Think teenage bullies are the only ones on the attack online? You’re wrong. In fact, Samsung’s latest trickery in Taiwan could prove to be grounds for a nasty lawsuit. The tech giant is battling some bad press as of late after it came to light that Samsung paid students to post negative comments about competitor HTC online.
Taiwan’s Fair Trade Commission has launched an investigation into the accusations, something the agency appears to be taking very seriously. Samsung could be fined up to $835,000 USD if found guilty of false advertising. A marketing firm working with Samsung could also be held liable for the shady online posts.
“The case was set up last week after we received complaints,” Fair Trade Commission spokesman Sun Lih-chyun told a French news agency.
Who outed Samsung and its alleged dirty tricks? It was Internet-savvy consumers who apparently took note of irregularities in online articles – specifically a string of articles and reviews that blasted HTC and boosted Samsung – and reported their findings to authorities.
So far, Samsung has taken the denial route, saying it knows nothing of the investigation and possible legal ramifications. But it did stick a brief statement on its Facebook page the other day that seems to be a vague response to the controversy.
“Samsung Electronics remains committed to engaging in transparent and honest communications with consumers as outlined in the company’s Online Communications Credo. We have encouraged all Samsung Electronics employees worldwide to remain faithful to our Credo. The recent incident was unfortunate, and occurred due to insufficient understanding of these fundamental principles,” the company posted.

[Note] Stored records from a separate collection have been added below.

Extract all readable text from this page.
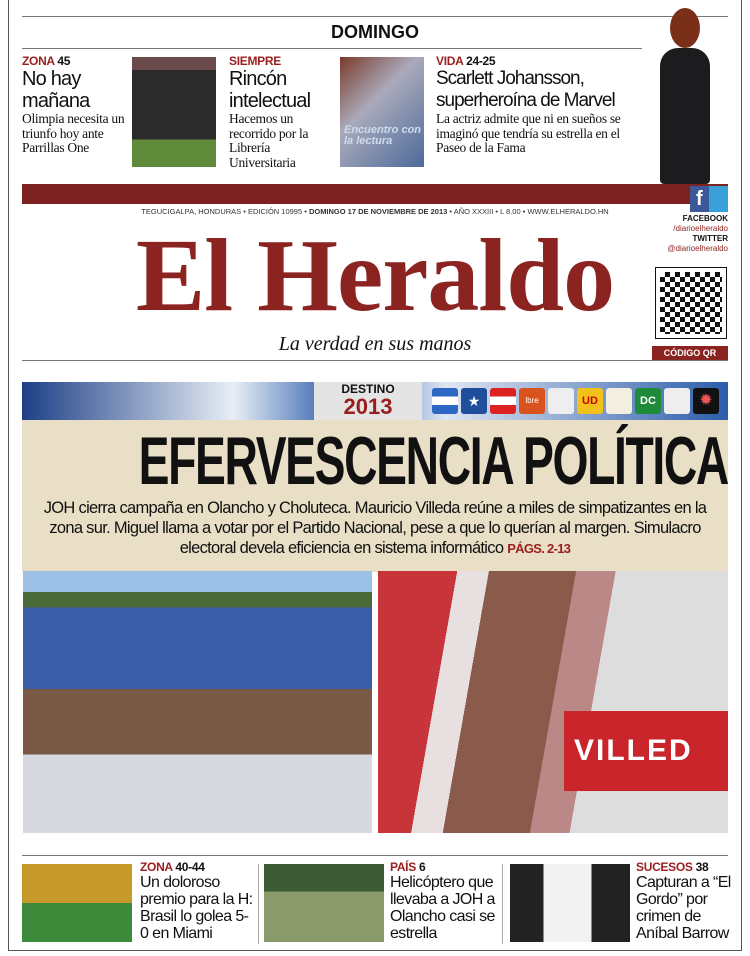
DOMINGO
ZONA 45
No hay mañana
Olimpia necesita un triunfo hoy ante Parrillas One
SIEMPRE
Rincón intelectual
Hacemos un recorrido por la Librería Universitaria
Encuentro con la lectura
VIDA 24-25
Scarlett Johansson, superheroína de Marvel
La actriz admite que ni en sueños se imaginó que tendría su estrella en el Paseo de la Fama
TEGUCIGALPA, HONDURAS • EDICIÓN 10995 • DOMINGO 17 DE NOVIEMBRE DE 2013 • AÑO XXXIII • L 8.00 • WWW.ELHERALDO.HN
El Heraldo
La verdad en sus manos
f
FACEBOOK
/diarioelheraldo
TWITTER
@diarioelheraldo
CÓDIGO QR
DESTINO
2013	★	lbre	UD	DC	✹
EFERVESCENCIA POLÍTICA
JOH cierra campaña en Olancho y Choluteca. Mauricio Villeda reúne a miles de simpatizantes en la zona sur. Miguel llama a votar por el Partido Nacional, pese a que lo querían al margen. Simulacro electoral devela eficiencia en sistema informático PÁGS. 2-13
VILLED
ZONA 40-44
Un doloroso premio para la H: Brasil lo golea 5-0 en Miami
PAÍS 6
Helicóptero que llevaba a JOH a Olancho casi se estrella
SUCESOS 38
Capturan a “El Gordo” por crimen de Aníbal Barrow
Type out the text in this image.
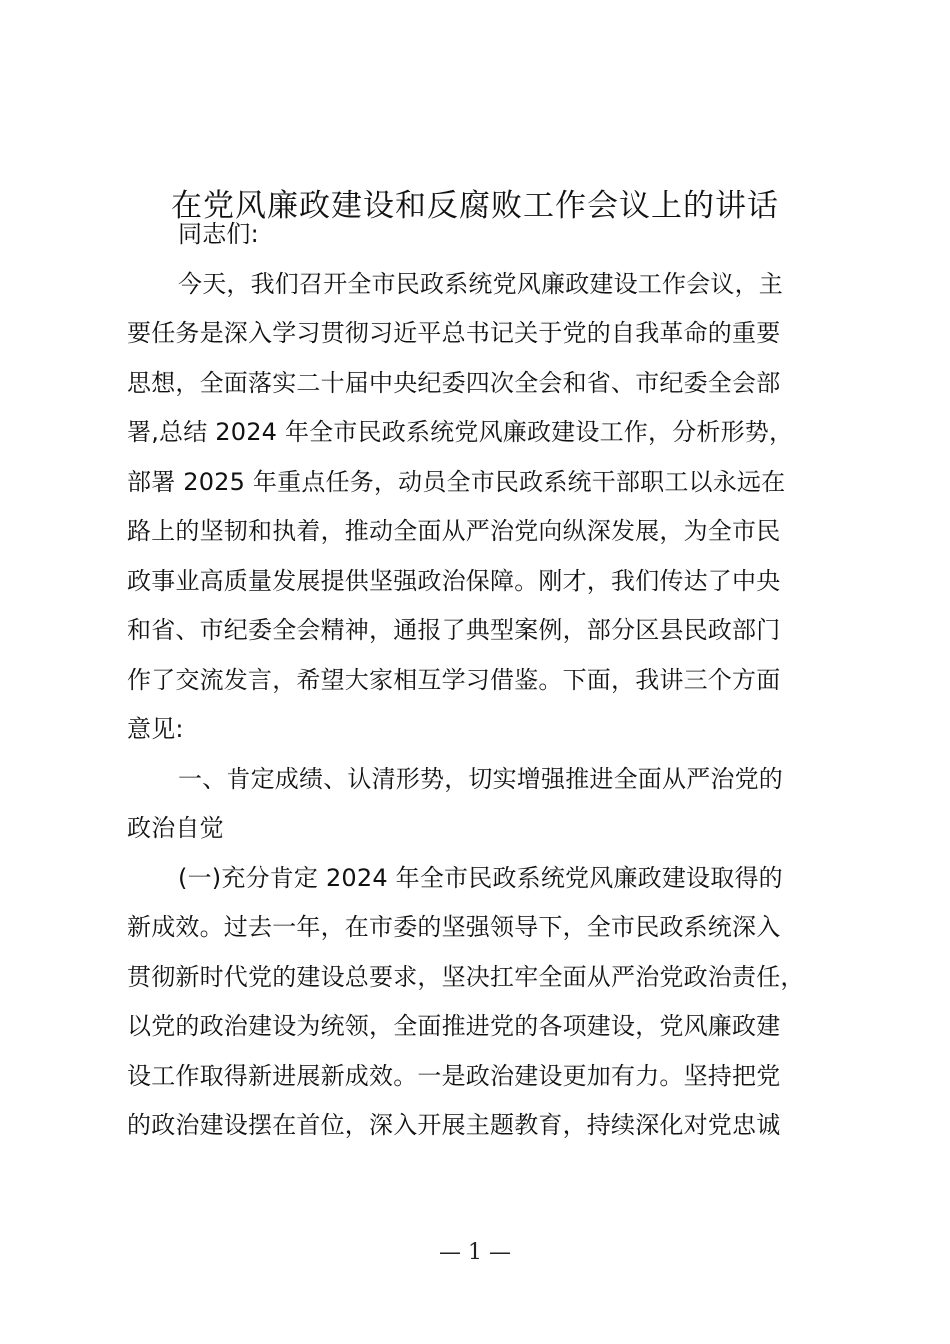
在党风廉政建设和反腐败工作会议上的讲话
同志们:
今天，我们召开全市民政系统党风廉政建设工作会议，主
要任务是深入学习贯彻习近平总书记关于党的自我革命的重要
思想，全面落实二十届中央纪委四次全会和省、市纪委全会部
署,总结 2024 年全市民政系统党风廉政建设工作，分析形势，
部署 2025 年重点任务，动员全市民政系统干部职工以永远在
路上的坚韧和执着，推动全面从严治党向纵深发展，为全市民
政事业高质量发展提供坚强政治保障。刚才，我们传达了中央
和省、市纪委全会精神，通报了典型案例，部分区县民政部门
作了交流发言，希望大家相互学习借鉴。下面，我讲三个方面
意见:
一、肯定成绩、认清形势，切实增强推进全面从严治党的
政治自觉
(一)充分肯定 2024 年全市民政系统党风廉政建设取得的
新成效。过去一年，在市委的坚强领导下，全市民政系统深入
贯彻新时代党的建设总要求，坚决扛牢全面从严治党政治责任，
以党的政治建设为统领，全面推进党的各项建设，党风廉政建
设工作取得新进展新成效。一是政治建设更加有力。坚持把党
的政治建设摆在首位，深入开展主题教育，持续深化对党忠诚
— 1 —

It has also suspended all marketing involving the posting of anonymous comments, which leads one to wonder just how often the company uses this tactic online. Samsung has also pledged to educate employees about acceptable practices to prevent such a situation in the future.
It should be noted that it takes two to tango and it’s not the first time Samsung and HTC have faced off. Earlier this year, HTC drew ire after it crashed Samsung’s Galaxy S 4 launch in New York City, chatting up its own products and handing out hot chocolate to people standing in line. While staff at the event didn’t fib about their competitors’ device, HTC did come out the next day slamming Samsung publicly.
Legal battles aside, Samsung’s alleged actions have raised eyebrows and rightfully so. The ethics of marketing can sometimes be murky, but blatantly misrepresenting oneself is a major faux pas. However, it’s something that probably happens more often than we realize. Whether the reward outweighs the risk has yet to be seen, though we know that when consumers find out they’ve been duped the backlash is often ugly and extreme. It will be interesting to see how this case unfolds.